Today has been one of those days where I really just want to lock myself in the bathroom and not come out for about twelve hours.
We have had tantrums and fighting and screaming and refusing to wear diapers and disrespect and lying and hurting one another physically and kicking and just about everything else under the sun. We have had discussions and sorries and time outs and yes, even a spanking, which of course did nothing but exasperate the situation, but I was very much desperate, so I figured I'd give it a whirl. Yeah, didn't work.
Michael came home to help me not kill our children over lunch and I talked to my mom on the phone and had a good cry and she assured me that I wasn't a bad mom and every mom has these days.
I did feel like a failure.
I'm so tired. Exhausted even.
Last night Maeryn woke up at ten. She wanted to sleep in our room and watch Monster Trucks on the computer and Michael didn't want her invading our space and I didn't care because I just wanted it to end and there was all this tension and mess and stress. No one got much sleep, so of course today has been tough.
We're also on a new schedule with swimming lessons and the kids spent last weekend with their grandparents and I'm PMSing and there are no potato chips or chocolate in the house except one Clif bar...which I just ate.
I was excited to see my Parents magazine in the mailbox. I love getting magazines and I thought that in my fifteen minutes of quiet while Jonah was playing in his room and Maeryn was finally sleeping (sans diaper, I found out after I went to check on her - whatever, they're her sheets...) I would peruse my magazine.

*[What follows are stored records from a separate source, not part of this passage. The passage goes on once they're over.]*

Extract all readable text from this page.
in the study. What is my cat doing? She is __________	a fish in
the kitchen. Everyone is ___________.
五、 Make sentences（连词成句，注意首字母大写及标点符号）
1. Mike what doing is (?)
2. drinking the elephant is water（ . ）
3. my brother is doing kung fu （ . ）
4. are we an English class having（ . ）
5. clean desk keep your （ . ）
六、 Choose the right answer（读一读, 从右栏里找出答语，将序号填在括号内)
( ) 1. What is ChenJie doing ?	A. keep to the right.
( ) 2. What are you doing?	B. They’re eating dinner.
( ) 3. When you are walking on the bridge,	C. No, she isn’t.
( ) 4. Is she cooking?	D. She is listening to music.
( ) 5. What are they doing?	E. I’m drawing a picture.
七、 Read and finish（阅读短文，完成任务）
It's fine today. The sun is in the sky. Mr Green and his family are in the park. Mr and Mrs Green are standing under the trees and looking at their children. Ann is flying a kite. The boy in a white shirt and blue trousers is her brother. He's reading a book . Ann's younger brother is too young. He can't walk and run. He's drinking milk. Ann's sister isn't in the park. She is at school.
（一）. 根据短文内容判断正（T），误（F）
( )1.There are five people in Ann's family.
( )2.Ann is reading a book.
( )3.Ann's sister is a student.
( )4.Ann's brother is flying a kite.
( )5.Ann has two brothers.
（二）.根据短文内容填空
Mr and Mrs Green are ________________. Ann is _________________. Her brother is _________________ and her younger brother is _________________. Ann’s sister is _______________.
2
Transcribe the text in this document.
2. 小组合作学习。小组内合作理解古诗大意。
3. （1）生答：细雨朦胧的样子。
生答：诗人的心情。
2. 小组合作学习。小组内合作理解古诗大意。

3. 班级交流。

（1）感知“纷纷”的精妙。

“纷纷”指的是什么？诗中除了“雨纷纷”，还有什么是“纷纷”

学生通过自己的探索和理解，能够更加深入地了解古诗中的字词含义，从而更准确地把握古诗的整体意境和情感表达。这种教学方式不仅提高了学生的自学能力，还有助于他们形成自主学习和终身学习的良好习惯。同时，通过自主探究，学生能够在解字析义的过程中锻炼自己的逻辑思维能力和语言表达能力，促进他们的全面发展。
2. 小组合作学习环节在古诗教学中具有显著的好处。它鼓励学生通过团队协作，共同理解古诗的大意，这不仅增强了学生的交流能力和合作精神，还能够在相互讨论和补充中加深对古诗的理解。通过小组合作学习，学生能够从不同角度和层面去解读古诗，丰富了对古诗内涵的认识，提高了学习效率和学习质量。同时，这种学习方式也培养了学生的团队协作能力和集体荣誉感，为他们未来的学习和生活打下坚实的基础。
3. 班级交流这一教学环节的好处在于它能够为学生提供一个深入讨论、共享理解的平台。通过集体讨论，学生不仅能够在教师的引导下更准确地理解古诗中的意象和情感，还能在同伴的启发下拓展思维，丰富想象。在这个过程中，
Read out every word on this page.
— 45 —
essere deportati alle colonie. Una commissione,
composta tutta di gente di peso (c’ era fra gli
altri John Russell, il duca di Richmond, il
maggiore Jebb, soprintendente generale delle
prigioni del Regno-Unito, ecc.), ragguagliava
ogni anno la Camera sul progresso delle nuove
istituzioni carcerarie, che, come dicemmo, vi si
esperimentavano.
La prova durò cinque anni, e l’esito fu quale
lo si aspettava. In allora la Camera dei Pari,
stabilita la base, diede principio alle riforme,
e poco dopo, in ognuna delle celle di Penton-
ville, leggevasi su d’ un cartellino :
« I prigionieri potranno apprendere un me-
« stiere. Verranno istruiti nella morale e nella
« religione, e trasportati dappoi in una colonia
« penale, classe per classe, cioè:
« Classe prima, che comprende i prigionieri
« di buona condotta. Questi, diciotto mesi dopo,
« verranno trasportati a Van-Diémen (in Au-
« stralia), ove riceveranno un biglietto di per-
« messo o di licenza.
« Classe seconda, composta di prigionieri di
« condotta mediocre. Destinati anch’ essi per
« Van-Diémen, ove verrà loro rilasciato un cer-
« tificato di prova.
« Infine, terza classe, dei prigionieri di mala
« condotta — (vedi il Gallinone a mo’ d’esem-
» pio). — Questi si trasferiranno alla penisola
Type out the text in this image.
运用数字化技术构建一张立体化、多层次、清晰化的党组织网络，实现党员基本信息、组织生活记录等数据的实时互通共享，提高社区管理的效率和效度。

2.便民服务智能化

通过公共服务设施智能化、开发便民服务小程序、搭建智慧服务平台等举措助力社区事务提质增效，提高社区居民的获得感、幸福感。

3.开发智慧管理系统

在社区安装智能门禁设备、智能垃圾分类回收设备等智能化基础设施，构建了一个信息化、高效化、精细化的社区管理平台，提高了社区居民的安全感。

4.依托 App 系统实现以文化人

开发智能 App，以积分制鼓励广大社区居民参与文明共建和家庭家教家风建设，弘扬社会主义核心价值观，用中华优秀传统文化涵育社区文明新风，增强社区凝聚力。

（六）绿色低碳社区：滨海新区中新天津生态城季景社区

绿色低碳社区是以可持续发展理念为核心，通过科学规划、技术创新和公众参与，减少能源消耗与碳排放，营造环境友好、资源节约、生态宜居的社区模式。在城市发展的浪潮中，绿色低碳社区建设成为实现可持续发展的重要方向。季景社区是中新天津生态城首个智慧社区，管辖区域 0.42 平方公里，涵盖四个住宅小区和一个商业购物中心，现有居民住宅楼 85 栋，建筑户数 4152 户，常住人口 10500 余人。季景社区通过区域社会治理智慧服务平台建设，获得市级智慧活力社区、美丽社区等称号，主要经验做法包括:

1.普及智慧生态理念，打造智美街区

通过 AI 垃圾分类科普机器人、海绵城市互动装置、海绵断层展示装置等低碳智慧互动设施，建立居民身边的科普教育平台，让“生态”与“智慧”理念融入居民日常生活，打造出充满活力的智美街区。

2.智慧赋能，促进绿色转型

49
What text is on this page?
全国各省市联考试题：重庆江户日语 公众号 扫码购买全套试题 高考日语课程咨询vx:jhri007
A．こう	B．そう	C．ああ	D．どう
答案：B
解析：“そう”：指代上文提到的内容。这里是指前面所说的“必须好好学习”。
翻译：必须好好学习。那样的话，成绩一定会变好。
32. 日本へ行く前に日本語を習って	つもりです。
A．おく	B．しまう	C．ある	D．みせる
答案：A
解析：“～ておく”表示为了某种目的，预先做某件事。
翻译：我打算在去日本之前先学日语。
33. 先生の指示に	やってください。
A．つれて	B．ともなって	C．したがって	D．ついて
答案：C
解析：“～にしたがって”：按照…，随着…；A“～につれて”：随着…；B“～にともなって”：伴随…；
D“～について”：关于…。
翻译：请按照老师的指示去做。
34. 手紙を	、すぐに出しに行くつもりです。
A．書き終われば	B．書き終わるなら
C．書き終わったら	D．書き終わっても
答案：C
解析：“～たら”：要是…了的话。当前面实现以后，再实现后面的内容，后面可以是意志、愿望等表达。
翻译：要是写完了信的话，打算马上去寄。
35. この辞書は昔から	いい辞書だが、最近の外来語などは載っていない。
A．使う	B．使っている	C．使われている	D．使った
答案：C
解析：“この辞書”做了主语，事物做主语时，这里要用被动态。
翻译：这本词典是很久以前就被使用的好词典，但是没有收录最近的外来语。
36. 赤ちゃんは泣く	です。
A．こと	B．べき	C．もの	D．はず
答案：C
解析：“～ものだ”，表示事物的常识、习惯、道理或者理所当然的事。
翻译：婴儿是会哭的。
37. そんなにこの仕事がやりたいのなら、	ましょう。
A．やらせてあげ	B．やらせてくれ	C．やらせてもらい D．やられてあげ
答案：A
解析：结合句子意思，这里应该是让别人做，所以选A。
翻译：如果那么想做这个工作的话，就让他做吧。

I admit that Parents has been a real turn off lately. Their stuff just doesn't work for my kids. There are usually a lot of fun ideas for recipes and junk like that - but I've stopped subscribing, these are just the issues I've left over.
This issue was no exception.
It just made me stressed out reading it.
You know what else made me stressed this week? The unschooling forum I found. I had been so excited about it, but when I asked a question about nap time they treated me like a criminal, or a lost puppy when I explained what we'd been doing - then proceeded to give me advice that would never EVER work with my daughter.
I read parenting books.
I research stuff like a crazy person.
But today I came to the conclusion that everything that people put out there about parenting is mostly marketing. Or their own experiences.
The fact is - I am more experienced with MY kids than anyone else on the planet. I've been with them since they were CONCEIVED. No book person or forum writer or magazine knows them better. The thing is - the media makes it so we moms and dads (okay, especially moms) think we don't know what's best for our own children. We think that we need to adhere to this or that practice or fit into this or that box. The fact is, we should be making our own boxes.
No family dynamic is like our own. No kids need what our kids need (aside from obvious needs like food and shelter and clothing). Families are different and kids are different and what works for family A - Z probably won't really work for mine.
Are there nuggets of truth out there?
Sure there are.
But I don't think I'll be researching and reading so much for awhile. I need time to de-tox from all that BS and focus on what our family means and their actual needs - not those perceived by the media.